Sexual intercourse began / In 1963
— Philip Larkin

OK, more like 1961. So it couldn’t have occurred between the end of the Chatterley ban and the Beatles’ first LP. It would not have been sexual in the “intercourse” sense anyway. But it was sex of some kind, a provocation and “come-on,” you might say, that would affect me, instruct me, for decades afterward.

Big Lisa had dived below the bottom cot of the bunkbed she shared with her sister Monique. Her shiny black Mary Janes stuck out, squirming for a few seconds as she rooted among the debris — storybooks, rain boots, dolls, board games, keychains, snow globes, Gumbys, Pokeys, pick-up-stix, lunch boxes, snorkels, schoolyard balls, mittens, plastic horses, Nancy Drew Fan Club stickers, stuffed animals, and ink stamps from the carpet showroom where her father, Barn, worked as a salesman. (Barn? Maybe it was short for Barney.)

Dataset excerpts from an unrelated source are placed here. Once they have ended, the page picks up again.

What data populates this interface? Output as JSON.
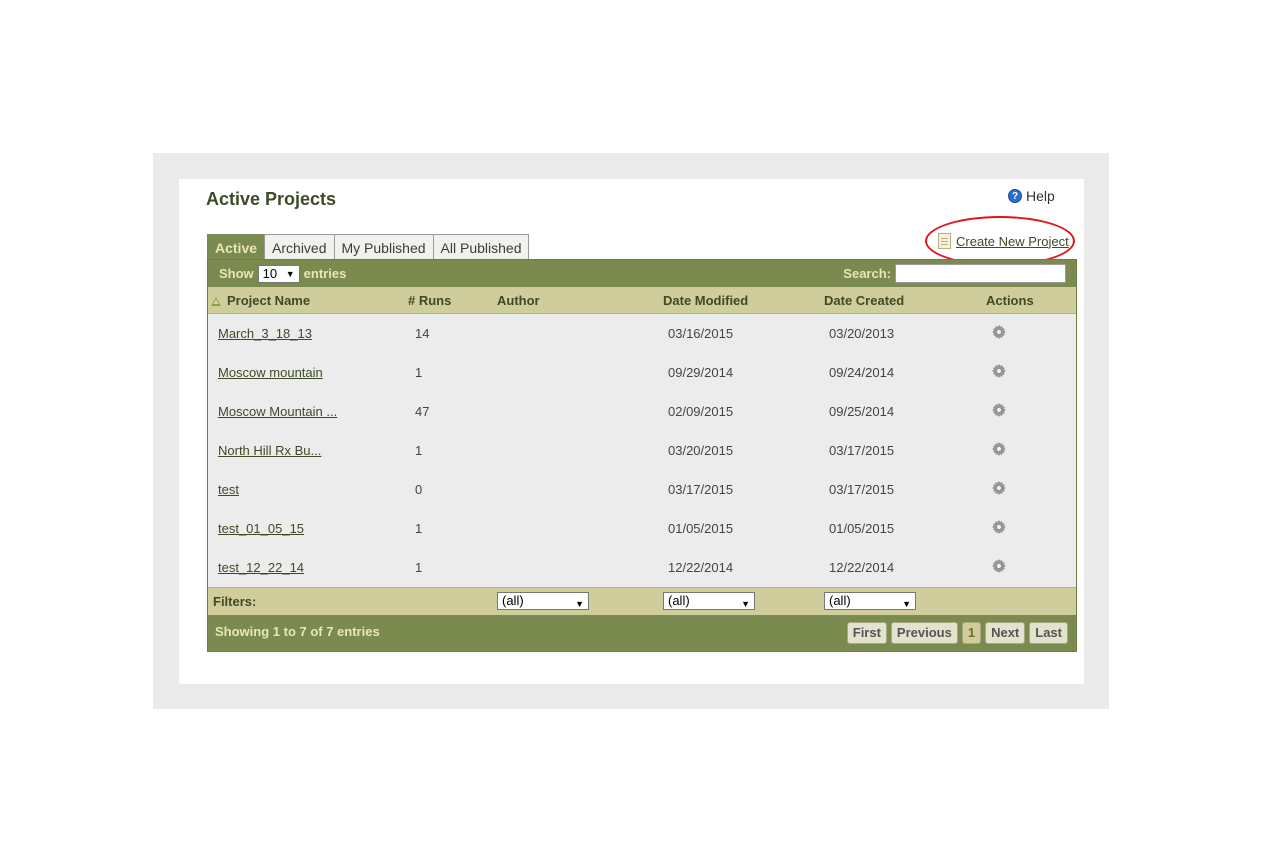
{
  "page": {
    "title": "Active Projects"
  },
  "help": {
    "label": "Help"
  },
  "create": {
    "label": "Create New Project"
  },
  "tabs": [
    {
      "label": "Active",
      "active": true
    },
    {
      "label": "Archived",
      "active": false
    },
    {
      "label": "My Published",
      "active": false
    },
    {
      "label": "All Published",
      "active": false
    }
  ],
  "toolbar": {
    "show_label": "Show",
    "length_value": "10",
    "entries_label": "entries",
    "search_label": "Search:",
    "search_value": ""
  },
  "columns": [
    "Project Name",
    "# Runs",
    "Author",
    "Date Modified",
    "Date Created",
    "Actions"
  ],
  "rows": [
    {
      "name": "March_3_18_13",
      "runs": "14",
      "author": "",
      "modified": "03/16/2015",
      "created": "03/20/2013"
    },
    {
      "name": "Moscow mountain",
      "runs": "1",
      "author": "",
      "modified": "09/29/2014",
      "created": "09/24/2014"
    },
    {
      "name": "Moscow Mountain ...",
      "runs": "47",
      "author": "",
      "modified": "02/09/2015",
      "created": "09/25/2014"
    },
    {
      "name": "North Hill Rx Bu...",
      "runs": "1",
      "author": "",
      "modified": "03/20/2015",
      "created": "03/17/2015"
    },
    {
      "name": "test",
      "runs": "0",
      "author": "",
      "modified": "03/17/2015",
      "created": "03/17/2015"
    },
    {
      "name": "test_01_05_15",
      "runs": "1",
      "author": "",
      "modified": "01/05/2015",
      "created": "01/05/2015"
    },
    {
      "name": "test_12_22_14",
      "runs": "1",
      "author": "",
      "modified": "12/22/2014",
      "created": "12/22/2014"
    }
  ],
  "filters": {
    "label": "Filters:",
    "author": "(all)",
    "modified": "(all)",
    "created": "(all)"
  },
  "footer": {
    "info": "Showing 1 to 7 of 7 entries"
  },
  "pager": {
    "first": "First",
    "previous": "Previous",
    "current": "1",
    "next": "Next",
    "last": "Last"
  },
  "colors": {
    "bar": "#7b8a4f",
    "header": "#cfcd9b",
    "highlight": "#e0141b"
  },
  "icons": {
    "help": "question-circle-icon",
    "create": "document-icon",
    "action": "gear-icon",
    "sort": "sort-ascending-icon"
  }
}
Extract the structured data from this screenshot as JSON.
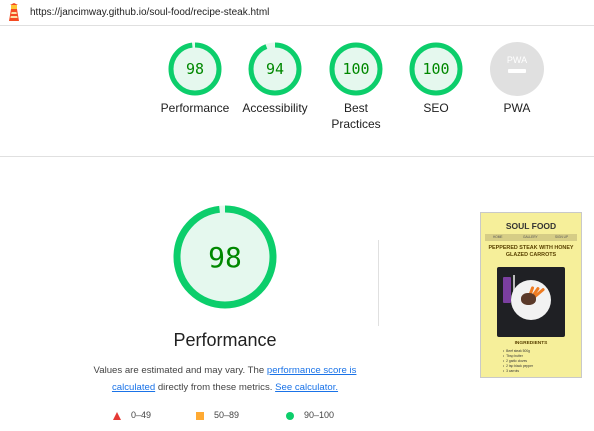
{
  "url": "https://jancimway.github.io/soul-food/recipe-steak.html",
  "colors": {
    "pass": "#0cce6b",
    "pass_text": "#008800",
    "pass_bg": "#e5f8ee",
    "na": "#cccccc",
    "na_bg": "#e0e0e0",
    "average": "#ffaa33",
    "fail": "#e53935",
    "link": "#1a73e8"
  },
  "categories": [
    {
      "score": 98,
      "label": "Performance",
      "status": "pass"
    },
    {
      "score": 94,
      "label": "Accessibility",
      "status": "pass"
    },
    {
      "score": 100,
      "label": "Best Practices",
      "status": "pass"
    },
    {
      "score": 100,
      "label": "SEO",
      "status": "pass"
    },
    {
      "score": null,
      "label": "PWA",
      "status": "na"
    }
  ],
  "pwa_badge": "PWA",
  "main": {
    "score": 98,
    "title": "Performance",
    "note_part1": "Values are estimated and may vary. The ",
    "link1": "performance score is calculated",
    "note_part2": " directly from these metrics. ",
    "link2": "See calculator."
  },
  "legend": [
    {
      "range": "0–49",
      "marker": "triangle-icon"
    },
    {
      "range": "50–89",
      "marker": "square-icon"
    },
    {
      "range": "90–100",
      "marker": "circle-icon"
    }
  ],
  "thumbnail": {
    "site_title": "SOUL FOOD",
    "nav": [
      "HOME",
      "GALLERY",
      "SIGN UP"
    ],
    "recipe_title": "PEPPERED STEAK WITH HONEY GLAZED CARROTS",
    "ingredients_heading": "INGREDIENTS",
    "ingredients": [
      "Beef steak 500g",
      "Tbsp butter",
      "2 garlic cloves",
      "2 tsp black pepper",
      "3 carrots"
    ]
  }
}
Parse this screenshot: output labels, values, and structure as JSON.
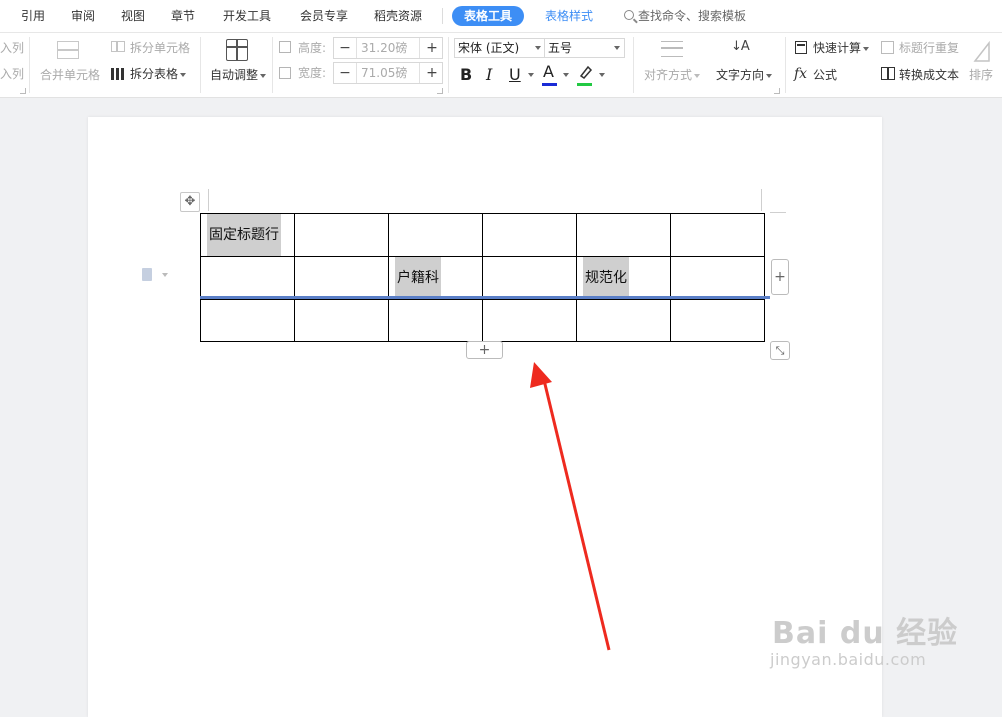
{
  "menu": {
    "items": [
      {
        "label": "引用"
      },
      {
        "label": "审阅"
      },
      {
        "label": "视图"
      },
      {
        "label": "章节"
      },
      {
        "label": "开发工具"
      },
      {
        "label": "会员专享"
      },
      {
        "label": "稻壳资源"
      }
    ],
    "active_tab": "表格工具",
    "style_tab": "表格样式",
    "search": "查找命令、搜索模板"
  },
  "ribbon": {
    "insert_col_top": "入列",
    "insert_col_bottom": "入列",
    "merge_cells": "合并单元格",
    "split_cells": "拆分单元格",
    "split_table": "拆分表格",
    "auto_fit": "自动调整",
    "height_label": "高度:",
    "height_value": "31.20磅",
    "width_label": "宽度:",
    "width_value": "71.05磅",
    "font_name": "宋体 (正文)",
    "font_size": "五号",
    "bold": "B",
    "italic": "I",
    "underline": "U",
    "font_color": "A",
    "align": "对齐方式",
    "text_direction": "文字方向",
    "text_direction_glyph": "↓A",
    "quick_calc": "快速计算",
    "formula": "公式",
    "formula_glyph": "fx",
    "repeat_header": "标题行重复",
    "convert_to_text": "转换成文本",
    "sort": "排序",
    "minus": "−",
    "plus": "+",
    "accent_color": "#3d8ef5",
    "font_color_bar": "#1a2bd6",
    "highlight_color_bar": "#22c943"
  },
  "table": {
    "rows": [
      [
        "固定标题行",
        "",
        "",
        "",
        "",
        ""
      ],
      [
        "",
        "",
        "户籍科",
        "",
        "规范化",
        ""
      ],
      [
        "",
        "",
        "",
        "",
        "",
        ""
      ]
    ]
  },
  "controls": {
    "move_handle": "✥",
    "add_column": "+",
    "add_row": "+",
    "resize": "⤡"
  },
  "watermark": {
    "text": "Bai du 经验",
    "sub": "jingyan.baidu.com"
  }
}
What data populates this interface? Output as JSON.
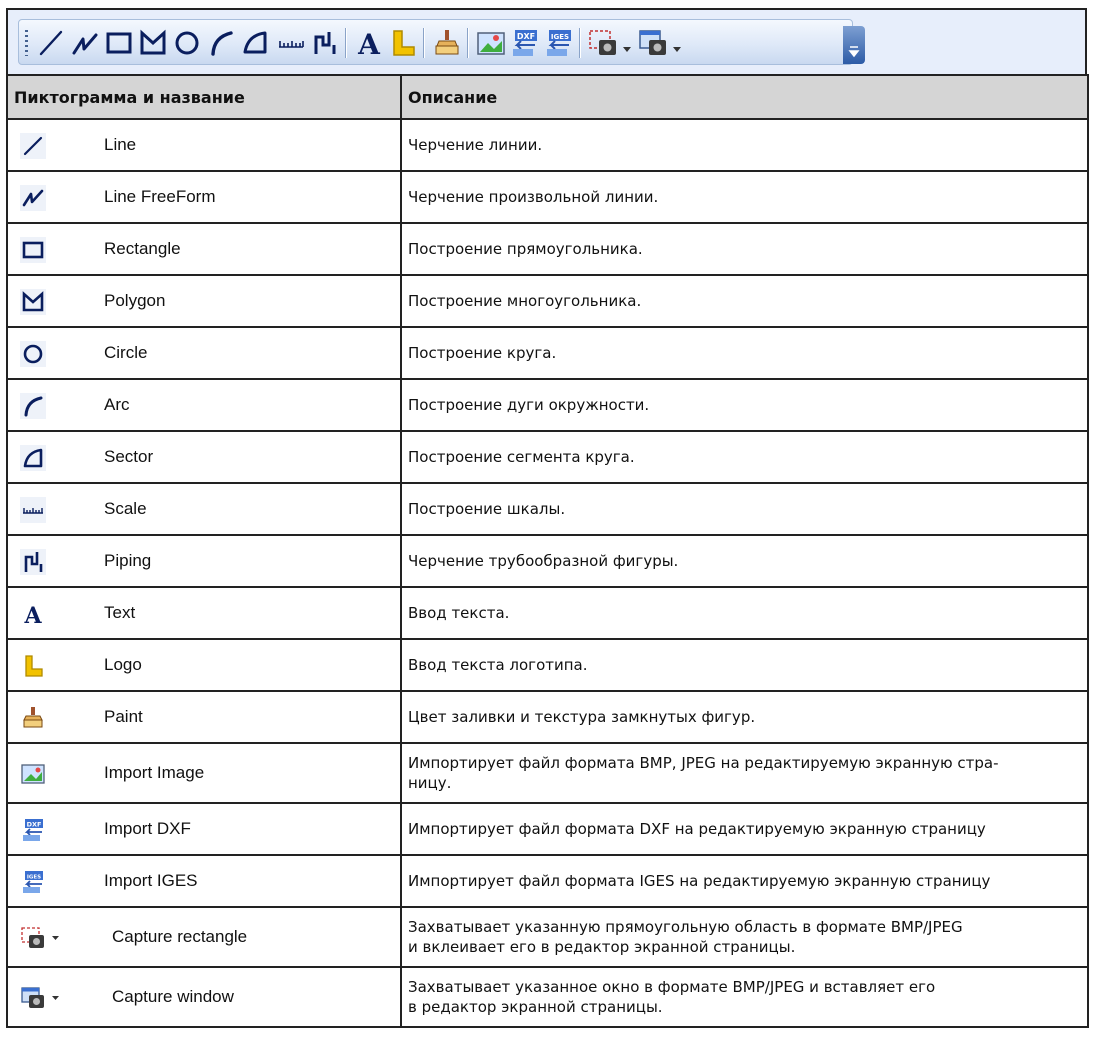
{
  "toolbar": {
    "buttons": [
      {
        "name": "line-icon"
      },
      {
        "name": "line-freeform-icon"
      },
      {
        "name": "rectangle-icon"
      },
      {
        "name": "polygon-icon"
      },
      {
        "name": "circle-icon"
      },
      {
        "name": "arc-icon"
      },
      {
        "name": "sector-icon"
      },
      {
        "name": "scale-icon"
      },
      {
        "name": "piping-icon"
      },
      {
        "name": "text-icon"
      },
      {
        "name": "logo-icon"
      },
      {
        "name": "paint-icon"
      },
      {
        "name": "import-image-icon"
      },
      {
        "name": "import-dxf-icon"
      },
      {
        "name": "import-iges-icon"
      },
      {
        "name": "capture-rectangle-icon"
      },
      {
        "name": "capture-window-icon"
      }
    ]
  },
  "table": {
    "headers": {
      "icon_and_name": "Пиктограмма и название",
      "description": "Описание"
    },
    "rows": [
      {
        "name": "Line",
        "description": "Черчение линии.",
        "icon": "line-icon"
      },
      {
        "name": "Line FreeForm",
        "description": "Черчение произвольной линии.",
        "icon": "line-freeform-icon"
      },
      {
        "name": "Rectangle",
        "description": "Построение прямоугольника.",
        "icon": "rectangle-icon"
      },
      {
        "name": "Polygon",
        "description": "Построение многоугольника.",
        "icon": "polygon-icon"
      },
      {
        "name": "Circle",
        "description": "Построение круга.",
        "icon": "circle-icon"
      },
      {
        "name": "Arc",
        "description": "Построение дуги окружности.",
        "icon": "arc-icon"
      },
      {
        "name": "Sector",
        "description": "Построение сегмента круга.",
        "icon": "sector-icon"
      },
      {
        "name": "Scale",
        "description": "Построение шкалы.",
        "icon": "scale-icon"
      },
      {
        "name": "Piping",
        "description": "Черчение трубообразной фигуры.",
        "icon": "piping-icon"
      },
      {
        "name": "Text",
        "description": "Ввод текста.",
        "icon": "text-icon"
      },
      {
        "name": "Logo",
        "description": "Ввод текста логотипа.",
        "icon": "logo-icon"
      },
      {
        "name": "Paint",
        "description": "Цвет заливки и текстура замкнутых фигур.",
        "icon": "paint-icon"
      },
      {
        "name": "Import Image",
        "description": "Импортирует файл формата BMP, JPEG на редактируемую экранную стра-",
        "description_2": "ницу.",
        "icon": "import-image-icon"
      },
      {
        "name": "Import DXF",
        "description": "Импортирует файл формата DXF на редактируемую экранную страницу",
        "icon": "import-dxf-icon"
      },
      {
        "name": "Import IGES",
        "description": "Импортирует файл формата IGES на редактируемую экранную страницу",
        "icon": "import-iges-icon"
      },
      {
        "name": "Capture rectangle",
        "description": "Захватывает указанную прямоугольную область в формате BMP/JPEG",
        "description_2": "и вклеивает его в редактор экранной страницы.",
        "icon": "capture-rectangle-icon"
      },
      {
        "name": "Capture window",
        "description": "Захватывает указанное окно в формате BMP/JPEG и вставляет его",
        "description_2": "в редактор экранной страницы.",
        "icon": "capture-window-icon"
      }
    ]
  },
  "colors": {
    "header_bg": "#d5d5d5",
    "toolbar_bg": "#dfe9f8",
    "icon_dark_blue": "#0a1e5e",
    "logo_yellow": "#f2c200"
  }
}
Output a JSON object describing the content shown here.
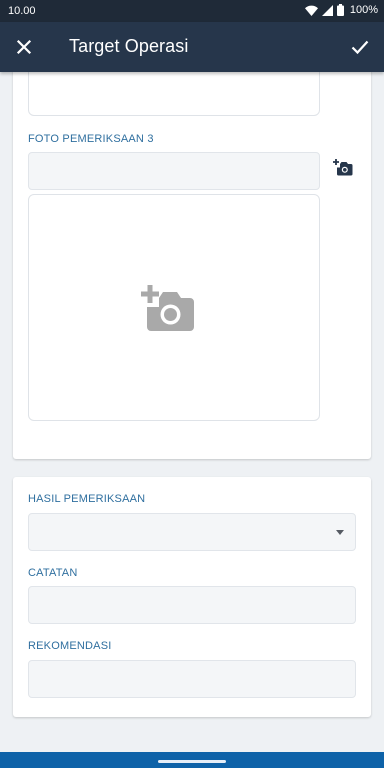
{
  "status_bar": {
    "time": "10.00",
    "battery": "100%",
    "icons": [
      "wifi-icon",
      "cellular-signal-icon",
      "battery-icon"
    ]
  },
  "app_bar": {
    "title": "Target Operasi",
    "left_icon": "close-icon",
    "right_icon": "check-icon"
  },
  "form": {
    "photo_section": {
      "label": "FOTO PEMERIKSAAN 3",
      "value": "",
      "add_icon": "add-camera-icon"
    },
    "result_section": {
      "hasil": {
        "label": "HASIL PEMERIKSAAN",
        "selected": ""
      },
      "catatan": {
        "label": "CATATAN",
        "value": ""
      },
      "rekomendasi": {
        "label": "REKOMENDASI",
        "value": ""
      }
    }
  },
  "colors": {
    "status_bar": "#1f2a38",
    "app_bar": "#26364b",
    "label": "#2f6f9f",
    "nav_bar": "#0e62a8",
    "background": "#eef1f4"
  }
}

Eventually, while still underneath the bed, she executed a crawling U-turn, then wriggled back into the light bearing a special gift — for me. It was a pair of underpants of which she seemed particularly proud: decorating the front of the elastic waistband was a tiny bow, stitched on, permanently knotted to perfection.

She held her arm straight out. “You can keep this,” she said. “For smelling.” Which I did, possibly for weeks, possibly for months.

While scent may evoke memory, it doesn’t really work the other way round. To recall the past is almost never to recall, in turn, its odors. This being childhood, I can only assume that her prized undergarment must have retained a cloacal reek rather than something more delicate and girly, more pudendal. I can’t remember for certain. Would the subtler notes — truffle, olive, cumin — of the latter have pleased me more, at that age, than the excretory funk of the former? In adult life I’ve never been a panty-sniffer. Fine if you are, absolutely fine — just not my thing.